Faut-il plus ou moins de nicotine?

Selon une étude de 1995 du laboratoire Labstat, la teneur en nicotine du tabac utilisé dans les cigarettes canadiennes est en hausse constante, surtout depuis le début des années 80. Ainsi, entre 1968 et 1995, le pourcentage de nicotine dans les parenchymes du tabac (qui représentent en moyenne environ 70 p. 100 du tabac dans une cigarette) a augmenté de 53 p. 100.

Cette tendance est loin d’être exclusivement canadienne, et elle ne fait pas que des malheureux dans la communauté médicale. Car les concentrations plus élevées de nicotine ont permis aux fabricants de cigarettes de diminuer de beaucoup la quantité totale de tabac dans une cigarette standard-et donc d’autres éléments nocifs tels que le goudron. Certains experts soutiennent même qu’il faut tout faire pour augmenter au maximum la concentration de nicotine dans le tabac.

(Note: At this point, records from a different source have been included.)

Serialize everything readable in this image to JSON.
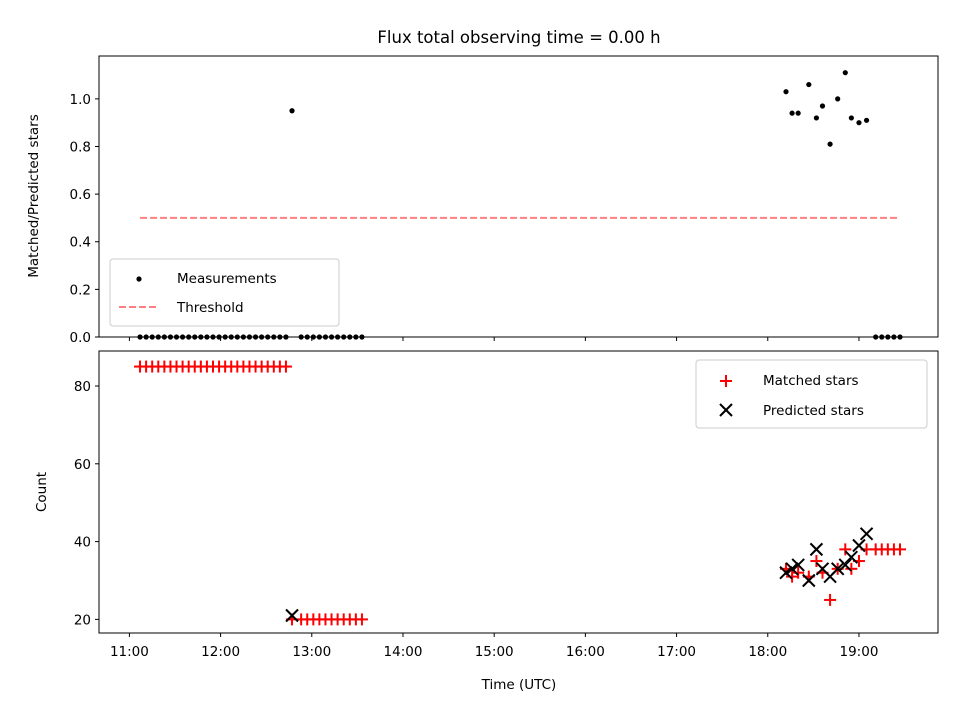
{
  "chart_data": [
    {
      "type": "scatter",
      "title": "Flux total observing time = 0.00 h",
      "xlabel": "",
      "ylabel": "Matched/Predicted stars",
      "xlim": [
        "10:40",
        "19:52"
      ],
      "ylim": [
        0,
        1.18
      ],
      "yticks": [
        0.0,
        0.2,
        0.4,
        0.6,
        0.8,
        1.0
      ],
      "ytick_labels": [
        "0.0",
        "0.2",
        "0.4",
        "0.6",
        "0.8",
        "1.0"
      ],
      "xticks": [
        "11:00",
        "12:00",
        "13:00",
        "14:00",
        "15:00",
        "16:00",
        "17:00",
        "18:00",
        "19:00"
      ],
      "show_x_tick_labels": false,
      "legend": {
        "position": "lower-left",
        "entries": [
          "Measurements",
          "Threshold"
        ]
      },
      "series": [
        {
          "name": "Measurements",
          "marker": "dot",
          "color": "#000000",
          "points": [
            [
              "11:07",
              0.0
            ],
            [
              "11:11",
              0.0
            ],
            [
              "11:15",
              0.0
            ],
            [
              "11:19",
              0.0
            ],
            [
              "11:23",
              0.0
            ],
            [
              "11:27",
              0.0
            ],
            [
              "11:31",
              0.0
            ],
            [
              "11:35",
              0.0
            ],
            [
              "11:39",
              0.0
            ],
            [
              "11:43",
              0.0
            ],
            [
              "11:47",
              0.0
            ],
            [
              "11:51",
              0.0
            ],
            [
              "11:55",
              0.0
            ],
            [
              "11:59",
              0.0
            ],
            [
              "12:03",
              0.0
            ],
            [
              "12:07",
              0.0
            ],
            [
              "12:11",
              0.0
            ],
            [
              "12:15",
              0.0
            ],
            [
              "12:19",
              0.0
            ],
            [
              "12:23",
              0.0
            ],
            [
              "12:27",
              0.0
            ],
            [
              "12:31",
              0.0
            ],
            [
              "12:35",
              0.0
            ],
            [
              "12:39",
              0.0
            ],
            [
              "12:43",
              0.0
            ],
            [
              "12:47",
              0.95
            ],
            [
              "12:53",
              0.0
            ],
            [
              "12:57",
              0.0
            ],
            [
              "13:01",
              0.0
            ],
            [
              "13:05",
              0.0
            ],
            [
              "13:09",
              0.0
            ],
            [
              "13:13",
              0.0
            ],
            [
              "13:17",
              0.0
            ],
            [
              "13:21",
              0.0
            ],
            [
              "13:25",
              0.0
            ],
            [
              "13:29",
              0.0
            ],
            [
              "13:33",
              0.0
            ],
            [
              "18:12",
              1.03
            ],
            [
              "18:16",
              0.94
            ],
            [
              "18:20",
              0.94
            ],
            [
              "18:27",
              1.06
            ],
            [
              "18:32",
              0.92
            ],
            [
              "18:36",
              0.97
            ],
            [
              "18:41",
              0.81
            ],
            [
              "18:46",
              1.0
            ],
            [
              "18:51",
              1.11
            ],
            [
              "18:55",
              0.92
            ],
            [
              "19:00",
              0.9
            ],
            [
              "19:05",
              0.91
            ],
            [
              "19:11",
              0.0
            ],
            [
              "19:15",
              0.0
            ],
            [
              "19:19",
              0.0
            ],
            [
              "19:23",
              0.0
            ],
            [
              "19:27",
              0.0
            ]
          ]
        },
        {
          "name": "Threshold",
          "line": "dashed",
          "color": "#ff8080",
          "points": [
            [
              "11:07",
              0.5
            ],
            [
              "19:27",
              0.5
            ]
          ]
        }
      ]
    },
    {
      "type": "scatter",
      "title": "",
      "xlabel": "Time (UTC)",
      "ylabel": "Count",
      "xlim": [
        "10:40",
        "19:52"
      ],
      "ylim": [
        16.5,
        89
      ],
      "yticks": [
        20,
        40,
        60,
        80
      ],
      "ytick_labels": [
        "20",
        "40",
        "60",
        "80"
      ],
      "xticks": [
        "11:00",
        "12:00",
        "13:00",
        "14:00",
        "15:00",
        "16:00",
        "17:00",
        "18:00",
        "19:00"
      ],
      "xtick_labels": [
        "11:00",
        "12:00",
        "13:00",
        "14:00",
        "15:00",
        "16:00",
        "17:00",
        "18:00",
        "19:00"
      ],
      "show_x_tick_labels": true,
      "legend": {
        "position": "upper-right",
        "entries": [
          "Matched stars",
          "Predicted stars"
        ]
      },
      "series": [
        {
          "name": "Matched stars",
          "marker": "plus",
          "color": "#ff0000",
          "points": [
            [
              "11:07",
              85
            ],
            [
              "11:11",
              85
            ],
            [
              "11:15",
              85
            ],
            [
              "11:19",
              85
            ],
            [
              "11:23",
              85
            ],
            [
              "11:27",
              85
            ],
            [
              "11:31",
              85
            ],
            [
              "11:35",
              85
            ],
            [
              "11:39",
              85
            ],
            [
              "11:43",
              85
            ],
            [
              "11:47",
              85
            ],
            [
              "11:51",
              85
            ],
            [
              "11:55",
              85
            ],
            [
              "11:59",
              85
            ],
            [
              "12:03",
              85
            ],
            [
              "12:07",
              85
            ],
            [
              "12:11",
              85
            ],
            [
              "12:15",
              85
            ],
            [
              "12:19",
              85
            ],
            [
              "12:23",
              85
            ],
            [
              "12:27",
              85
            ],
            [
              "12:31",
              85
            ],
            [
              "12:35",
              85
            ],
            [
              "12:39",
              85
            ],
            [
              "12:43",
              85
            ],
            [
              "12:47",
              20
            ],
            [
              "12:53",
              20
            ],
            [
              "12:57",
              20
            ],
            [
              "13:01",
              20
            ],
            [
              "13:05",
              20
            ],
            [
              "13:09",
              20
            ],
            [
              "13:13",
              20
            ],
            [
              "13:17",
              20
            ],
            [
              "13:21",
              20
            ],
            [
              "13:25",
              20
            ],
            [
              "13:29",
              20
            ],
            [
              "13:33",
              20
            ],
            [
              "18:12",
              33
            ],
            [
              "18:16",
              31
            ],
            [
              "18:20",
              32
            ],
            [
              "18:27",
              31
            ],
            [
              "18:32",
              35
            ],
            [
              "18:36",
              32
            ],
            [
              "18:41",
              25
            ],
            [
              "18:46",
              33
            ],
            [
              "18:51",
              38
            ],
            [
              "18:55",
              33
            ],
            [
              "19:00",
              35
            ],
            [
              "19:05",
              38
            ],
            [
              "19:11",
              38
            ],
            [
              "19:15",
              38
            ],
            [
              "19:19",
              38
            ],
            [
              "19:23",
              38
            ],
            [
              "19:27",
              38
            ]
          ]
        },
        {
          "name": "Predicted stars",
          "marker": "x",
          "color": "#000000",
          "points": [
            [
              "12:47",
              21
            ],
            [
              "18:12",
              32
            ],
            [
              "18:16",
              33
            ],
            [
              "18:20",
              34
            ],
            [
              "18:27",
              30
            ],
            [
              "18:32",
              38
            ],
            [
              "18:36",
              33
            ],
            [
              "18:41",
              31
            ],
            [
              "18:46",
              33
            ],
            [
              "18:51",
              34
            ],
            [
              "18:55",
              36
            ],
            [
              "19:00",
              39
            ],
            [
              "19:05",
              42
            ]
          ]
        }
      ]
    }
  ]
}
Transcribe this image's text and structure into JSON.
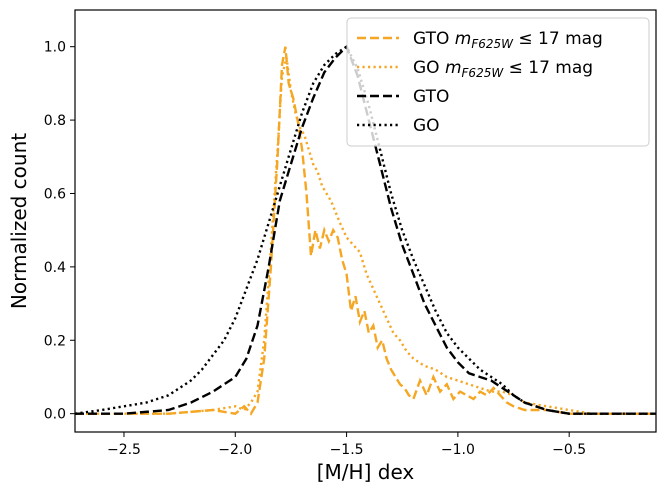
{
  "chart_data": {
    "type": "line",
    "xlabel": "[M/H] dex",
    "ylabel": "Normalized count",
    "xlim": [
      -2.72,
      -0.11
    ],
    "ylim": [
      -0.05,
      1.1
    ],
    "xticks": [
      -2.5,
      -2.0,
      -1.5,
      -1.0,
      -0.5
    ],
    "xtick_labels": [
      "−2.5",
      "−2.0",
      "−1.5",
      "−1.0",
      "−0.5"
    ],
    "yticks": [
      0.0,
      0.2,
      0.4,
      0.6,
      0.8,
      1.0
    ],
    "ytick_labels": [
      "0.0",
      "0.2",
      "0.4",
      "0.6",
      "0.8",
      "1.0"
    ],
    "grid": false,
    "legend_position": "top-right",
    "series": [
      {
        "name": "GTO m_F625W ≤ 17 mag",
        "label_main": "GTO ",
        "label_var": "m",
        "label_sub": "F625W",
        "label_rest": " ≤ 17 mag",
        "color": "#f5a623",
        "style": "dashed",
        "x": [
          -2.72,
          -2.3,
          -2.1,
          -2.0,
          -1.96,
          -1.93,
          -1.9,
          -1.87,
          -1.84,
          -1.81,
          -1.79,
          -1.775,
          -1.76,
          -1.74,
          -1.72,
          -1.7,
          -1.68,
          -1.66,
          -1.64,
          -1.62,
          -1.6,
          -1.58,
          -1.56,
          -1.54,
          -1.52,
          -1.5,
          -1.48,
          -1.46,
          -1.44,
          -1.42,
          -1.4,
          -1.38,
          -1.36,
          -1.34,
          -1.32,
          -1.3,
          -1.28,
          -1.26,
          -1.24,
          -1.22,
          -1.2,
          -1.17,
          -1.14,
          -1.11,
          -1.08,
          -1.05,
          -1.02,
          -0.99,
          -0.96,
          -0.93,
          -0.9,
          -0.87,
          -0.84,
          -0.81,
          -0.78,
          -0.75,
          -0.7,
          -0.6,
          -0.5,
          -0.4,
          -0.3,
          -0.11
        ],
        "y": [
          0.0,
          0.0,
          0.01,
          0.0,
          0.02,
          0.0,
          0.03,
          0.15,
          0.4,
          0.7,
          0.95,
          1.0,
          0.9,
          0.86,
          0.8,
          0.72,
          0.6,
          0.43,
          0.5,
          0.45,
          0.5,
          0.47,
          0.5,
          0.48,
          0.42,
          0.38,
          0.28,
          0.32,
          0.25,
          0.28,
          0.22,
          0.24,
          0.18,
          0.2,
          0.15,
          0.12,
          0.1,
          0.08,
          0.07,
          0.05,
          0.04,
          0.09,
          0.05,
          0.1,
          0.06,
          0.08,
          0.04,
          0.06,
          0.05,
          0.04,
          0.06,
          0.05,
          0.07,
          0.05,
          0.03,
          0.02,
          0.01,
          0.01,
          0.0,
          0.0,
          0.0,
          0.0
        ]
      },
      {
        "name": "GO m_F625W ≤ 17 mag",
        "label_main": "GO ",
        "label_var": "m",
        "label_sub": "F625W",
        "label_rest": " ≤ 17 mag",
        "color": "#f5a623",
        "style": "dotted",
        "x": [
          -2.72,
          -2.3,
          -2.1,
          -2.0,
          -1.96,
          -1.93,
          -1.9,
          -1.87,
          -1.84,
          -1.81,
          -1.79,
          -1.77,
          -1.75,
          -1.73,
          -1.71,
          -1.69,
          -1.67,
          -1.65,
          -1.63,
          -1.61,
          -1.59,
          -1.57,
          -1.55,
          -1.53,
          -1.5,
          -1.47,
          -1.44,
          -1.41,
          -1.38,
          -1.35,
          -1.32,
          -1.29,
          -1.26,
          -1.23,
          -1.2,
          -1.15,
          -1.1,
          -1.05,
          -1.0,
          -0.95,
          -0.9,
          -0.85,
          -0.8,
          -0.75,
          -0.7,
          -0.6,
          -0.5,
          -0.4,
          -0.3,
          -0.11
        ],
        "y": [
          0.0,
          0.0,
          0.01,
          0.02,
          0.01,
          0.03,
          0.06,
          0.2,
          0.45,
          0.72,
          0.92,
          0.97,
          0.88,
          0.82,
          0.78,
          0.76,
          0.72,
          0.68,
          0.66,
          0.62,
          0.6,
          0.58,
          0.55,
          0.52,
          0.48,
          0.46,
          0.44,
          0.38,
          0.34,
          0.3,
          0.26,
          0.22,
          0.2,
          0.17,
          0.15,
          0.13,
          0.12,
          0.1,
          0.09,
          0.08,
          0.07,
          0.06,
          0.06,
          0.05,
          0.03,
          0.02,
          0.01,
          0.0,
          0.0,
          0.0
        ]
      },
      {
        "name": "GTO",
        "label_main": "GTO",
        "color": "#000000",
        "style": "dashed",
        "x": [
          -2.72,
          -2.5,
          -2.3,
          -2.2,
          -2.1,
          -2.05,
          -2.0,
          -1.95,
          -1.9,
          -1.85,
          -1.8,
          -1.75,
          -1.7,
          -1.65,
          -1.6,
          -1.55,
          -1.5,
          -1.45,
          -1.4,
          -1.35,
          -1.3,
          -1.25,
          -1.2,
          -1.15,
          -1.1,
          -1.05,
          -1.0,
          -0.95,
          -0.9,
          -0.85,
          -0.8,
          -0.75,
          -0.7,
          -0.6,
          -0.5,
          -0.4,
          -0.3,
          -0.11
        ],
        "y": [
          0.0,
          0.0,
          0.01,
          0.03,
          0.06,
          0.08,
          0.1,
          0.15,
          0.24,
          0.4,
          0.58,
          0.68,
          0.78,
          0.86,
          0.93,
          0.97,
          1.0,
          0.92,
          0.8,
          0.68,
          0.56,
          0.46,
          0.38,
          0.3,
          0.24,
          0.18,
          0.14,
          0.11,
          0.1,
          0.09,
          0.07,
          0.05,
          0.03,
          0.01,
          0.0,
          0.0,
          0.0,
          0.0
        ]
      },
      {
        "name": "GO",
        "label_main": "GO",
        "color": "#000000",
        "style": "dotted",
        "x": [
          -2.72,
          -2.6,
          -2.5,
          -2.4,
          -2.3,
          -2.25,
          -2.2,
          -2.15,
          -2.1,
          -2.05,
          -2.0,
          -1.95,
          -1.9,
          -1.85,
          -1.8,
          -1.75,
          -1.7,
          -1.65,
          -1.6,
          -1.55,
          -1.5,
          -1.45,
          -1.4,
          -1.35,
          -1.3,
          -1.25,
          -1.2,
          -1.15,
          -1.1,
          -1.05,
          -1.0,
          -0.95,
          -0.9,
          -0.85,
          -0.8,
          -0.75,
          -0.7,
          -0.6,
          -0.5,
          -0.4,
          -0.3,
          -0.11
        ],
        "y": [
          0.0,
          0.01,
          0.02,
          0.03,
          0.05,
          0.07,
          0.09,
          0.12,
          0.16,
          0.2,
          0.26,
          0.34,
          0.42,
          0.52,
          0.62,
          0.72,
          0.82,
          0.9,
          0.95,
          0.98,
          1.0,
          0.94,
          0.84,
          0.72,
          0.6,
          0.5,
          0.42,
          0.35,
          0.28,
          0.22,
          0.18,
          0.15,
          0.12,
          0.1,
          0.08,
          0.05,
          0.03,
          0.01,
          0.0,
          0.0,
          0.0,
          0.0
        ]
      }
    ]
  }
}
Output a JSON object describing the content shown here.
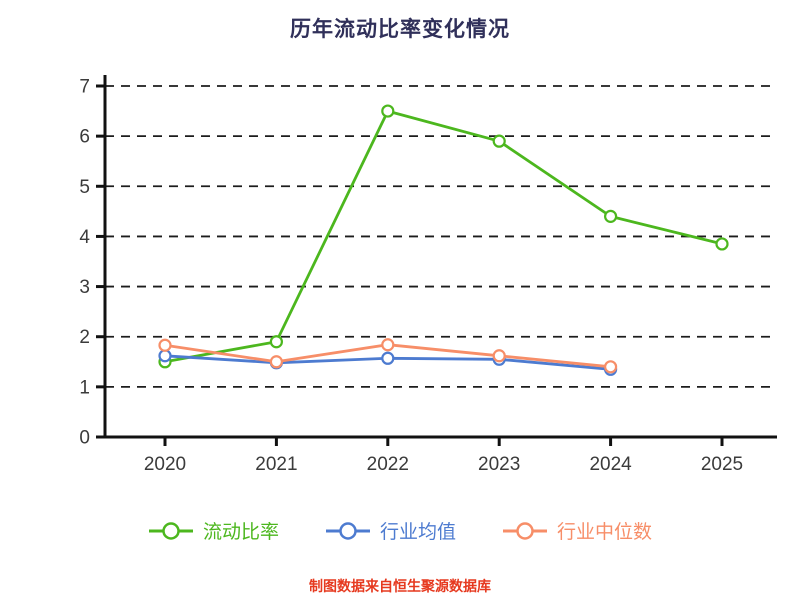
{
  "title": "历年流动比率变化情况",
  "caption": "制图数据来自恒生聚源数据库",
  "colors": {
    "title": "#30305a",
    "caption": "#e6391f",
    "axis": "#111111",
    "grid": "#1c1c1c",
    "tick_label": "#3b3b3b",
    "current-ratio": "#4cb71e",
    "industry-avg": "#4d7bd0",
    "industry-median": "#f78e68"
  },
  "chart_data": {
    "type": "line",
    "x": [
      "2020",
      "2021",
      "2022",
      "2023",
      "2024",
      "2025"
    ],
    "series": [
      {
        "key": "current-ratio",
        "name": "流动比率",
        "values": [
          1.5,
          1.9,
          6.5,
          5.9,
          4.4,
          3.85
        ]
      },
      {
        "key": "industry-avg",
        "name": "行业均值",
        "values": [
          1.62,
          1.48,
          1.57,
          1.55,
          1.35,
          null
        ]
      },
      {
        "key": "industry-median",
        "name": "行业中位数",
        "values": [
          1.83,
          1.5,
          1.84,
          1.62,
          1.4,
          null
        ]
      }
    ],
    "ylim": [
      0,
      7
    ],
    "yticks": [
      0,
      1,
      2,
      3,
      4,
      5,
      6,
      7
    ],
    "grid": "horizontal-dashed",
    "legend_position": "bottom",
    "marker": "circle-hollow"
  }
}
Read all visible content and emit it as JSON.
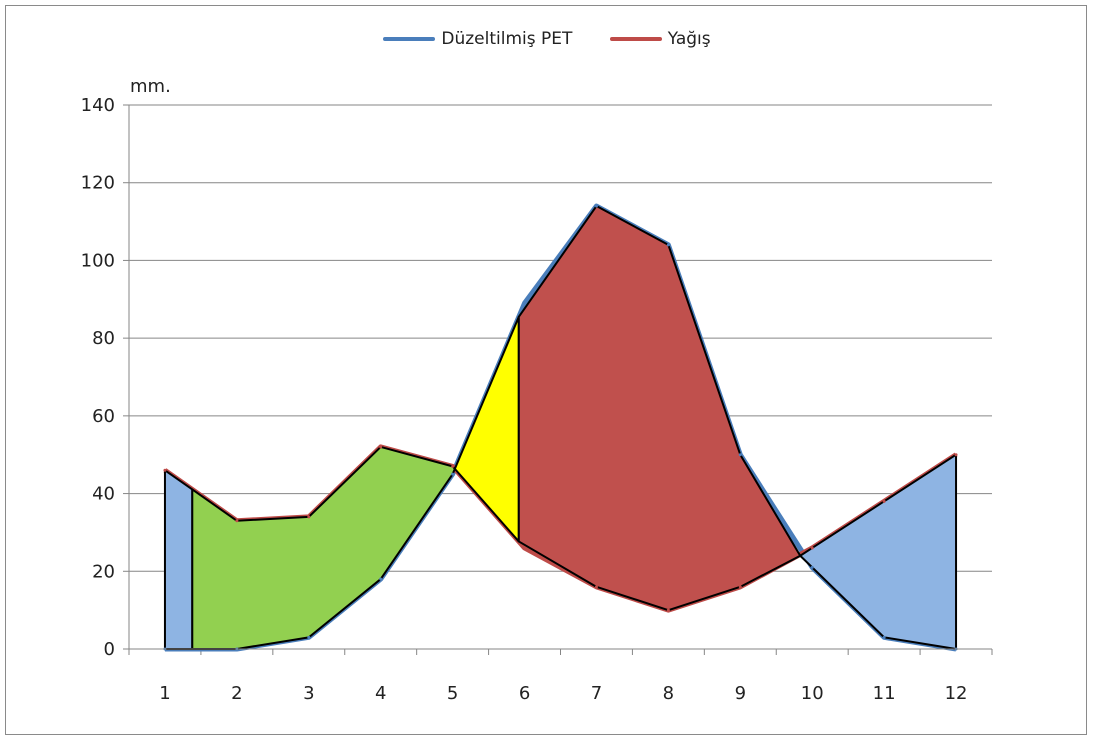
{
  "chart_data": {
    "type": "line",
    "unit_label": "mm.",
    "categories": [
      "1",
      "2",
      "3",
      "4",
      "5",
      "6",
      "7",
      "8",
      "9",
      "10",
      "11",
      "12"
    ],
    "ylim": [
      0,
      140
    ],
    "yticks": [
      "0",
      "20",
      "40",
      "60",
      "80",
      "100",
      "120",
      "140"
    ],
    "grid": true,
    "legend_position": "top",
    "series": [
      {
        "name": "Düzeltilmiş PET",
        "color": "#4a7ebb",
        "values": [
          0,
          0,
          3,
          18,
          45,
          89,
          114,
          104,
          50,
          21,
          3,
          0
        ]
      },
      {
        "name": "Yağış",
        "color": "#be4b48",
        "values": [
          46,
          33,
          34,
          52,
          47,
          26,
          16,
          10,
          16,
          26,
          38,
          50
        ]
      }
    ],
    "shaded_regions": [
      {
        "fill": "#8eb4e3"
      },
      {
        "fill": "#92d050"
      },
      {
        "fill": "#ffff00"
      },
      {
        "fill": "#c0504d"
      },
      {
        "fill": "#8eb4e3"
      }
    ]
  }
}
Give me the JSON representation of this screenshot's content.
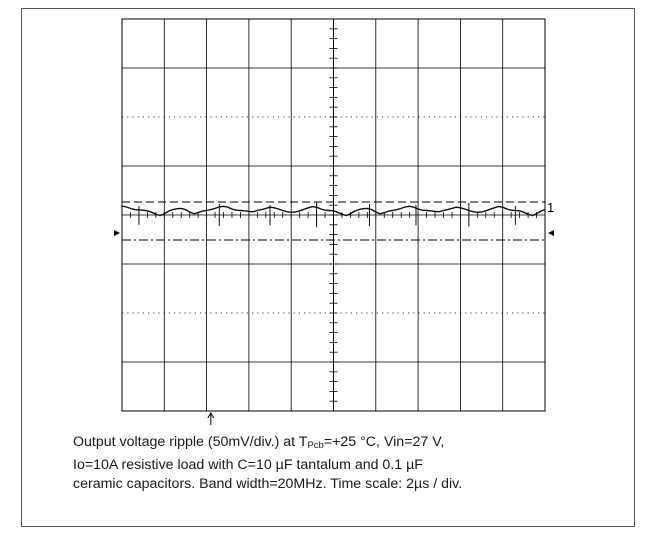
{
  "chart_data": {
    "type": "line",
    "title": "",
    "xlabel": "",
    "ylabel": "",
    "grid": true,
    "divisions": {
      "x": 10,
      "y": 8
    },
    "channel_marker": "1",
    "time_per_div_us": 2,
    "volts_per_div_mV": 50,
    "trigger_marker_x_div": 2.1,
    "reference_lines_mV": {
      "upper": 0,
      "lower": -50
    },
    "series": [
      {
        "name": "",
        "x_us": [
          0,
          0.2,
          0.4,
          0.6,
          0.8,
          1.0,
          1.2,
          1.4,
          1.6,
          1.8,
          2.0,
          2.2,
          2.4,
          2.6,
          2.8,
          3.0,
          3.2,
          3.4,
          3.6,
          3.8,
          4.0,
          4.2,
          4.4,
          4.6,
          4.8,
          5.0,
          5.2,
          5.4,
          5.6,
          5.8,
          6.0,
          6.2,
          6.4,
          6.6,
          6.8,
          7.0,
          7.2,
          7.4,
          7.6,
          7.8,
          8.0,
          8.2,
          8.4,
          8.6,
          8.8,
          9.0,
          9.2,
          9.4,
          9.6,
          9.8,
          10.0,
          10.2,
          10.4,
          10.6,
          10.8,
          11.0,
          11.2,
          11.4,
          11.6,
          11.8,
          12.0,
          12.2,
          12.4,
          12.6,
          12.8,
          13.0,
          13.2,
          13.4,
          13.6,
          13.8,
          14.0,
          14.2,
          14.4,
          14.6,
          14.8,
          15.0,
          15.2,
          15.4,
          15.6,
          15.8,
          16.0,
          16.2,
          16.4,
          16.6,
          16.8,
          17.0,
          17.2,
          17.4,
          17.6,
          17.8,
          18.0,
          18.2,
          18.4,
          18.6,
          18.8,
          19.0,
          19.2,
          19.4,
          19.6,
          19.8,
          20.0
        ],
        "y_mV": [
          0,
          -3,
          -8,
          -12,
          -13,
          -14,
          -16,
          -21,
          -27,
          -32,
          -26,
          -17,
          -12,
          -9,
          -8,
          -12,
          -20,
          -26,
          -22,
          -17,
          -15,
          -12,
          -8,
          -3,
          -1,
          -4,
          -10,
          -14,
          -15,
          -16,
          -18,
          -19,
          -15,
          -12,
          -8,
          -4,
          -6,
          -10,
          -15,
          -19,
          -21,
          -20,
          -16,
          -11,
          -6,
          -2,
          -4,
          -10,
          -14,
          -15,
          -16,
          -21,
          -27,
          -32,
          -26,
          -17,
          -12,
          -9,
          -8,
          -12,
          -20,
          -26,
          -22,
          -17,
          -15,
          -12,
          -8,
          -3,
          -1,
          -4,
          -10,
          -14,
          -15,
          -16,
          -18,
          -19,
          -15,
          -12,
          -8,
          -4,
          -6,
          -10,
          -15,
          -19,
          -21,
          -20,
          -16,
          -11,
          -6,
          -2,
          -4,
          -10,
          -14,
          -15,
          -16,
          -21,
          -27,
          -32,
          -26,
          -17,
          -12
        ]
      }
    ]
  },
  "caption": {
    "line1_pre": "Output voltage ripple (50mV/div.) at T",
    "line1_sub": "Pcb",
    "line1_post": "=+25 °C, Vin=27 V,",
    "line2": "Io=10A resistive load with C=10 µF tantalum and 0.1 µF",
    "line3": "ceramic capacitors. Band width=20MHz. Time scale: 2µs / div."
  }
}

Lorsqu’on étudie les réactions des fumeurs qui passent de cigarettes régulières aux cigarettes dites « légères », on constate qu’ils ajustent leur comportement pour en retirer à peu près la même dose de nicotine (bouffées plus longues et plus fréquentes, obstruction des trous de ventilation, etc.). Si le même principe s’appliquait dans l’autre sens, le fumeur qui passe aux cigarettes à haute teneur en nicotine diminuerait donc inconsciemment son exposition aux substances cancérogènes.

D’autres chercheurs craignent que de plus fortes concentrations de nicotine n’entraînent à la longue un plus haut degré de dépendance à la nicotine et donc une plus grande difficulté à cesser de fumer. Il faudrait viser plutôt une diminution lente mais constante de la teneur en nicotine, c’est-à-dire un sevrage collectif et involontaire.

Les deux factions s’entendent sur une chose : on ne devrait pas laisser le contrôle du niveau de nicotine aux seuls fabricants de cigarettes. Il devrait plutôt être confié aux autorités sanitaires, et faire l’objet de débats publics.

Rappelons que la loi Dingwall récemment adoptée par la Chambre des communes contient des articles qui permettront au gouvernement de contrôler la concentration de nicotine dans le tabac.